5 Dinge, die Sterbende am meisten bereuen

Ich wünschte, ich hätte nicht so viel gearbeitet

Bronnie Ware, Autorin

Worum geht’s?

Die australische Housekeeperin Bronnie Ware entdeckt ganz zufällig ihre Gabe sich um schwerkranke Menschen zu kümmern. Dabei steht nicht so sehr die Pflege im Vordergrund, sondern die geteilte Zeit und die Gespräche, die daraus entstehen. Denn eines haben die Menschen, um die sich Bronnie kümmert gemein: Sie stehen kurz vor dem Tod. In ihrem Buch erzählt Bronnie einzelne Geschichten einiger Menschen, die sie begleitet hat. Dabei gibt es immer eine zentrale Aussage der sterbenden Person, die Bronnie anhand ihrer eigenen Erlebnisse aus der Vergangenheit reflektiert und auf ihr eigenes Leben überträgt.

Die 5 wichtigsten Aussagen in Kürze

  1. „Ich wünschte ich hätte den Mut gehabt, mein eigenes Leben zu leben“
    Eigentlich eine sehr simple Erkenntnis: Es ist Dein Leben und nicht das anderer Menschen! Doch die Umsetzung gestaltet sich, aufgrund externer Erwartungen, oft schwer. Lass Dich nicht von anderen davon abringen, was Du wirklich tun möchtest. Und das Wichtigste: Mache nichts, nur weil andere es scheinbar von Dir erwarten!

  2. „Ich wünschte ich hätte nicht so viel gearbeitet“
    Sehr viele Menschen verschieben ihre Träume auf „nachher“ und konzentrieren sich erstmal voll auf ihre Karriere. Natürlich kann man in dieser auch aufgehen, doch oft werden dabei geliebte Menschen vernachlässigt. Und bis „nachher“ eintritt, kann es manchmal schon zu spät sein. Daher solltest Du zwar Träume und Visionen für Deine Zukunft haben, aber genauso auch jetzt leben und deinen Wünschen außerhalb der Arbeit nachgehen. Umgeben von Menschen, die Dir was bedeuten.

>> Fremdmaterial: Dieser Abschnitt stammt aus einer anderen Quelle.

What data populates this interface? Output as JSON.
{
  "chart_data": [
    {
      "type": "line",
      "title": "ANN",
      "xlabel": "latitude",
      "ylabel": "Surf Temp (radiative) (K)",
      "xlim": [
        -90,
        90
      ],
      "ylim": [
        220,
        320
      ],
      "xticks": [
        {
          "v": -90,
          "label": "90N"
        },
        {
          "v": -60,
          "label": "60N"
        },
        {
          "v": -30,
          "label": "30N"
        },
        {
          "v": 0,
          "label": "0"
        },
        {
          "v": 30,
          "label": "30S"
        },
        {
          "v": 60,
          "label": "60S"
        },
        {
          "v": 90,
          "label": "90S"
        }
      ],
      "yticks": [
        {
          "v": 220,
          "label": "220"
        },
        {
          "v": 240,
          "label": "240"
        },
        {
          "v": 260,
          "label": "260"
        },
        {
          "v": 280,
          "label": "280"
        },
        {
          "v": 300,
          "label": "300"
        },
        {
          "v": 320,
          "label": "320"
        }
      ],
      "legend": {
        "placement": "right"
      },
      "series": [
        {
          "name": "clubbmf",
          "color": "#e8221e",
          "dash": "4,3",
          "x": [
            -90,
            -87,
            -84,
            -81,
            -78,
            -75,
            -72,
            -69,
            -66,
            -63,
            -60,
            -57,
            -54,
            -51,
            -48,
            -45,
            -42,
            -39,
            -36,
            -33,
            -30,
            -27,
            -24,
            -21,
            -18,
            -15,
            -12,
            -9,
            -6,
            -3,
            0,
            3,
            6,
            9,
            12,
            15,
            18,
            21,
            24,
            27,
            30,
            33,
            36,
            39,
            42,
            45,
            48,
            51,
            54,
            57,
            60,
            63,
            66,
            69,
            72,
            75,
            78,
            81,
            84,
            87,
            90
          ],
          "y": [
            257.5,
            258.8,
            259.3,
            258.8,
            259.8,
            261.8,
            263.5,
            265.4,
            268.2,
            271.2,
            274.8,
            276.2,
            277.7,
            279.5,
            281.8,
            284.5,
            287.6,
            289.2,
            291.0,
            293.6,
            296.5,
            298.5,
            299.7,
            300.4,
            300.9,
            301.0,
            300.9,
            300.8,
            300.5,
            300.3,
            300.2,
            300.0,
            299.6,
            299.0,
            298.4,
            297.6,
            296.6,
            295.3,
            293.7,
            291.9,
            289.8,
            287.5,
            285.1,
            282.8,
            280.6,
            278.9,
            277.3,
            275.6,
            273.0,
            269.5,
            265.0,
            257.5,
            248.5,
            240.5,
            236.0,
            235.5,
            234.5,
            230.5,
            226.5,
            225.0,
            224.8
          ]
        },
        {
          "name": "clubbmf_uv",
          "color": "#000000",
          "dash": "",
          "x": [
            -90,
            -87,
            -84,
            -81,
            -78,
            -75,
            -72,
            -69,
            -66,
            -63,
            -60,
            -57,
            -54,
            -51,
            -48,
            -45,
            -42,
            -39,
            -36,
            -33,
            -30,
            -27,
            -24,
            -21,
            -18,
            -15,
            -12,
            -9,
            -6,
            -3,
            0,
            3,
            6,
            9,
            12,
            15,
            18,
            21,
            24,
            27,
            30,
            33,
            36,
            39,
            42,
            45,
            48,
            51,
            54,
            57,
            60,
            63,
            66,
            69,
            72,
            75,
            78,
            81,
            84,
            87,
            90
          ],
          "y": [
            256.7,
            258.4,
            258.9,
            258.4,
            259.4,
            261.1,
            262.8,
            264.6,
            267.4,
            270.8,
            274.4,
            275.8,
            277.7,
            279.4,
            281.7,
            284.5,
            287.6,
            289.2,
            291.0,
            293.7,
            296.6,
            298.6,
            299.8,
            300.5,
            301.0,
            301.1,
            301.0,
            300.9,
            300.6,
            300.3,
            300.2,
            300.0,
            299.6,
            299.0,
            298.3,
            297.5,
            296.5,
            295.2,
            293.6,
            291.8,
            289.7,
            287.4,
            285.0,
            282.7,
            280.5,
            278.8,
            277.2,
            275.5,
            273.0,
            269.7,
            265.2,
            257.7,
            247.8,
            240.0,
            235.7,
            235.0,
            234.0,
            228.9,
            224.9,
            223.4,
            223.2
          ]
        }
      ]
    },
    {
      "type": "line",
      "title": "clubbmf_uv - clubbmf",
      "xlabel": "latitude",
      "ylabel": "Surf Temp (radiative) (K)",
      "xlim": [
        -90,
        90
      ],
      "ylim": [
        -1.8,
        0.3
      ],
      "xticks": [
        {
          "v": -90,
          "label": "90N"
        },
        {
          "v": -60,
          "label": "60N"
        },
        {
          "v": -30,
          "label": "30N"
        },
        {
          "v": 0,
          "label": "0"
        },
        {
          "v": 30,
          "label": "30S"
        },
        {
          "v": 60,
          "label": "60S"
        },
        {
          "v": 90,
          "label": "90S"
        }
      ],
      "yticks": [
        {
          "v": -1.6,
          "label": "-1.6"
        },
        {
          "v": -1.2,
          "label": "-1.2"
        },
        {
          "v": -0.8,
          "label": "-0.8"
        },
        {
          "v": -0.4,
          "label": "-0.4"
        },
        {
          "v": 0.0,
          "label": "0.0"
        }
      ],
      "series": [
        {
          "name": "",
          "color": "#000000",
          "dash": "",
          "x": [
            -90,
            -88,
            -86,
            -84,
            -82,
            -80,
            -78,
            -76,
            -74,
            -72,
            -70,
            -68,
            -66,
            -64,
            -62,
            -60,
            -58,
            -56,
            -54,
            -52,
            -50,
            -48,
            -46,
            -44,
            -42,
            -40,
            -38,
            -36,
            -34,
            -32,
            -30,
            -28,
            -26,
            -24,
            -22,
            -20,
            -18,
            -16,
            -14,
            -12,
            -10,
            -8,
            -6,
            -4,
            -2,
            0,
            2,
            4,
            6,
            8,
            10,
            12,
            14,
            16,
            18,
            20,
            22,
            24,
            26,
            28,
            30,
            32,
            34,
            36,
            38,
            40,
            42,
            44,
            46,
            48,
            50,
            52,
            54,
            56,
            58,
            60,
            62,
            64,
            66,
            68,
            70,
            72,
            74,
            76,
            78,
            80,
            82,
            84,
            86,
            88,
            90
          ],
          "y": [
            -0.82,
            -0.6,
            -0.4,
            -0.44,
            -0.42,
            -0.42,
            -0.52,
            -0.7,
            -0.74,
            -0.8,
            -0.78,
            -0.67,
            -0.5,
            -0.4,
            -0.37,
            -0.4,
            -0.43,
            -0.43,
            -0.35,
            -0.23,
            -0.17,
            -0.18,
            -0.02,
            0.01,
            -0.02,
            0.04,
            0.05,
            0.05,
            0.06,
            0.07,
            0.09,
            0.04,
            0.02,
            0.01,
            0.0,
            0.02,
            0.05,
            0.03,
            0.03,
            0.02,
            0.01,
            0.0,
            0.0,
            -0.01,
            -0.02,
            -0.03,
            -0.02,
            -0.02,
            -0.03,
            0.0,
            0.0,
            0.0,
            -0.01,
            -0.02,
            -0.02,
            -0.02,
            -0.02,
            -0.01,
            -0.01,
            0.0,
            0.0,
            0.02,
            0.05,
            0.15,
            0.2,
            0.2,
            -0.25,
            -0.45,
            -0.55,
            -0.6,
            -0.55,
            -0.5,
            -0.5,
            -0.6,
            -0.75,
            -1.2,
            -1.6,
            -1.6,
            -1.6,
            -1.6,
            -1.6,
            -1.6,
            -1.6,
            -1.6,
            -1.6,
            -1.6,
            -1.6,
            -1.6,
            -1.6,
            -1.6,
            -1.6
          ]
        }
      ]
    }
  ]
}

  3. „Ich wünschte ich hätte den Mut gehabt meine Gefühle auszudrücken“
    Durch die Unterdrückung der eigenen Gefühle, kann sich ein Mensch nicht zu dem entfalten, der er wirklich ist. Dies kann auch ein Grund für Krankheiten sein. Daher gehe nicht immer den Weg des geringsten Widerstandes und erhalte scheinbaren Frieden, sondern zeig Deinen Mitmenschen was Du wirklich fühlst und wer Du bist.

  4. „Ich wünschte ich hätte den Kontakt zu meinen Freunden aufrecht erhalten“
    Durch die Pflichten des Alltags passiert es leider schnell, dass nicht genügend Zeit in Freundschaften investiert wird. Das Resultat ist, dass diese dann einschlafen oder völlig verloren gehen. Doch fast jeder sterbende Mensch vermisst seine Freunde. Daher solltest Du Dir stets bewusst sein, dass unsere Zeit endlich ist und wir sie am besten mit geliebten Menschen verbringen.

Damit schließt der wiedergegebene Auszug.